Unfortunately still the same issue with RC1.
Comment 27 Thomas Renninger 2006-12-01 12:43:45 UTC
Created attachment 107862 [details]
Modified, compiled DSDT. Let _PPC always return zero unconditionally

Can you pls try:
cp DSDT.aml /etc/DSDT.aml
Modify ACPI_DSDT="" to ACPI_DSDT="/etc/DSDT.aml" in /etc/sysconfig/kernel
invoke: mkinitrd

reboot and try whether it works now (also check in dmesg for a string like: DSDT replace by OS (you should be able to grep that easily by something like "dmesg | grep -i initrd", or "dmesg | grep -i dsdt".

Is the machine always at lowest speed as soon as powersaved or hal started and the cpufreq driver got loaded? (Can't see the other comments right now, maybe I already asked that..)

After testing you should better revert the change in:
/etc/sysconfig/kernel
and invoke mkinitrd again.
What is being done here is a BIOS table (one that was included in acpidump and which I modified) is replaced by the kernel (only in ram, so no problem to revert the change).

If this works we can be sure that something is wrong with _PPC (the function the kernel invokes to check whether BIOS has limited CPU frequencies).

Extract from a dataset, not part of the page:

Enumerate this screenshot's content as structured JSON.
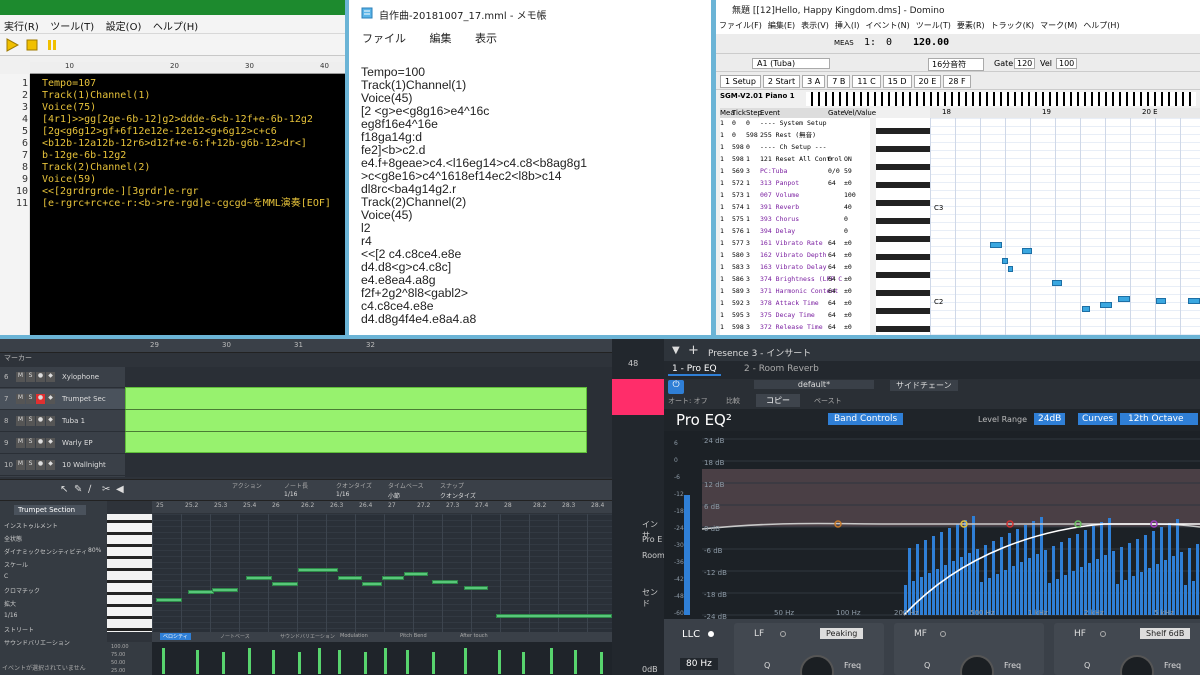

I only know about thermal limits and this one, it theoratically could be something else, but due to the dmesg debug output you sent, chances are quite high that it's that.
Comment 28 Magnus Boman 2006-12-02 20:49:32 UTC
Using DSDT.aml makes the cpu scale up and down properly. The temerature went up to 59C and it still worked fine.
Are there any negative impacts using this one until we have a final solution?
Comment 29 Thomas Renninger 2006-12-04 11:21:36 UTC
Can you check whether you have some BIOS option that could influence that. Some thinkpads e.g. can be configured in BIOS that cpufreq is forced to be lowered on battery/AC/always or whatever. For such stuff the _PPC function is for.
I think I already asked in another bug, whether you run the latest BIOS?
If not it might be worth to update.
If the bug still exists, we have to dig.

> Are there any negative impacts using this one until we have a final solution?
Not really, as long as you don't alter HW (e.g. plug in more memory) or update BIOS.
If you update BIOS and it still does not work, can you attach acpidump again, pls.
Comment 30 sun mkti 2006-12-04 17:31:12 UTC
i am using ASUS Laptop M9V Centrino 1.86G, (in plug AC mode cpuinfo report maximum speed and temp > 60C all time, with cpu usage < 5%  why??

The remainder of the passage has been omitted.